As Uruguay moves confidently forward with its plan to end the prohibition of cannabis in the country, law makers have set the price of the commodity when it becomes legal for personal consumption by adults later this year. To compete with the Uruguayan black market sale of cannabis, which sells for about $1.40 per gram as contraband, the legislators determined to sell cannabis to adult Uruguayans for one dollar per gram.
National Drug Board chief Jose Calzada told Uruguayan newspaper El Pais that a gram of cannabis would be enough for “one large joint or three slimmer ones,” and reminded that cannabis’ benefits can be achieved by vaporizing the natural substance “which is much less harmful” or it can be consumed “it in foods like brownies.”
Uruguayan President Jose Mujica proposed legislation that would end the prohibition of cannabis in his country in an effort to counter the violent and failed internationally waged “drug war”. The bill proposes that the Uruguayan government be the sole grower and seller of legal marijuana for both medical and recreational use. Marijuana is legally consumed in Uruguay, but selling marijuana is illegal. The Uruguayan government projects that the marijuana sold on Uruguay’s black market nets between $30 and $40 million for criminals each year.

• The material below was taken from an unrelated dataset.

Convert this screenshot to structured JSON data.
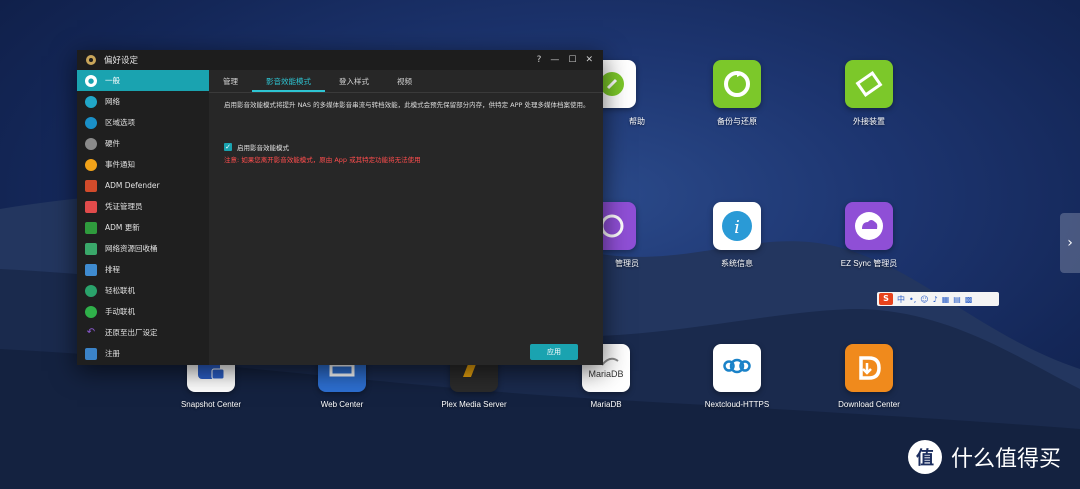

In a letter describing the legislative intent of the proposed law, Diego Canepa the pro-secretary of the presidency, wrote that “The type of policy that we have followed for more than 50 years in this country has not had the expected results…the worst thing that can happen to public policy is to not act when the evidence shows that persisting on the same path will not obtain different results.” As it stands, says Canepa, the ‘war on drugs’ causes significantly more harm to Uruguayans than legalized marijuana ever could.